А все это означало, думал Алекс, пока холодные капли тонкими струйками стекали ему за шиворот, обыденную унылую неприглядность: с погодой вечно что-нибудь не в порядке из-за выхлопов мифических такси, которых никогда не оказывается рядом, когда они нужны. Вы только представьте себе, на что были похожи все эти улицы каких-то тридцать лет назад! И даже меньше. Представьте себе эти проспекты, этот чудный старый мир. Машины парковали у обочин, просто под открытым небом, на улицах, безо всякой охраны, которая отпугивала бы желающих повеселиться на чужом автомобиле.
- А ну, зонтец... - услышал он, а затем и увидел нищего, угрожающе помахивающего короткой черной дубинкой.
- Проваливай! - отреагировал Алекс, похлопав по несуществующей кобуре под пальто. Нищий пожал плечами и, хромая, поплелся прочь. Невелика победа, но Алекс почувствовал прилив гордости.

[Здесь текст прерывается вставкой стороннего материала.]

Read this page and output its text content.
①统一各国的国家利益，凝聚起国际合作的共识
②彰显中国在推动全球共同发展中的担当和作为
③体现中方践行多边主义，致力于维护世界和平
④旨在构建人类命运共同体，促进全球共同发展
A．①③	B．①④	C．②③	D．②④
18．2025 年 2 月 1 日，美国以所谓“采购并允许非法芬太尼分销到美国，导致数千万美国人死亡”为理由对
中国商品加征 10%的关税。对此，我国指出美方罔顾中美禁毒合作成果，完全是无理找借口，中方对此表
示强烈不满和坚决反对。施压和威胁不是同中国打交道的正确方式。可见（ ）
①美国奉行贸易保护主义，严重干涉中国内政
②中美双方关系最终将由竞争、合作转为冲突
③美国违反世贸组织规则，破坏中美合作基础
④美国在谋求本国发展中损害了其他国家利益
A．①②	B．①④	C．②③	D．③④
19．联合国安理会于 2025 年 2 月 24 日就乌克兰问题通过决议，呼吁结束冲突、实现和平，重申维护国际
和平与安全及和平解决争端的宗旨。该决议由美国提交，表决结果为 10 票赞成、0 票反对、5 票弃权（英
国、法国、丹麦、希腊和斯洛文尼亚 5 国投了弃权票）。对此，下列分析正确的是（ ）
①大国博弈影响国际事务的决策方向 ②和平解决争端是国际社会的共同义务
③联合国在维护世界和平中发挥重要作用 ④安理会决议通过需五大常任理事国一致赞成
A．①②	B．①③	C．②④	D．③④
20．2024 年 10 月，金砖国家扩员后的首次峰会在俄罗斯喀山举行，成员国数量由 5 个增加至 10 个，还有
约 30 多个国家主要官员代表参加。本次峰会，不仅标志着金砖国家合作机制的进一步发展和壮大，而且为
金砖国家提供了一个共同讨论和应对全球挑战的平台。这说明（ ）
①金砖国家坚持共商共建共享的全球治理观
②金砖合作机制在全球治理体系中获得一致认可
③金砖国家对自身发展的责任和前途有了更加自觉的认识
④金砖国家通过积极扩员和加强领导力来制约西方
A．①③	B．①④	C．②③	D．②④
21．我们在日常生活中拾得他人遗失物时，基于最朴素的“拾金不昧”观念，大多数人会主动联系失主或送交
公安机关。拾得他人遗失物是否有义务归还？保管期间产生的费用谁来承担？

Дом с облупившейся штукатуркой он обнаружил в глухом проулке, скрючившийся в тени вымершей фабрики. Почтовый ящик квартиры 2F был до отказа забит старыми письмами и газетами. Алекс поднялся по скрипучей лестнице, морщась от вони, исходившей от старых половиков и следов невоздержанности собак и кошек. Он бессознательно искал признаки, подтверждающие, что дверь с табличкой "2F" уже была взломана. Однако краска была чиста, как кожа старой девы. Что же, возможно, ему действительно везло. Он выудил из кармана массивный ключ. Замок заело, потом он щелкнул, и ключ повернулся с недовольным скрежетом; электронной сигнализацией здесь и не пахло.
Он невольно задержал дыхание, когда дверь распахнулась. Действительно ли он видел какие-то неясные очертания во мраке комнаты? Это была последняя и самая старая из квартир дяди Херба. Все их адреса были записаны аккуратным, мелким почерком в описи имущества. Там, правда, не упоминалось, что иногда дядя Херб не посещал свои драгоценные сокровищницы по несколько лет.
Все прочие были опустошены, ободраны, разграблены. Старые пивные банки и груды мусора свидетельствовали о регулярных набегах местных банд. В квартире на Монтегю Алекс задержался слишком долго, оплакивая утраченные сокровища, упоминаемые в описи. Трое латиносов со взглядами убийц ворвались туда в тот момент, когда он изучал содержимое нескольких измятых коробок, оставшихся от дядиного богатства. Они восприняли его как вторгшегося в их владения чужака, поколотили и потребовали "арендную плату", заявив, злобно ухмыляясь, что они полноправные домовладельцы, и коробки были у них на хранении, платном, разумеется. "Народ владеть эта "фатера", поэтому ты платить народ", - объявил самый короткий из них.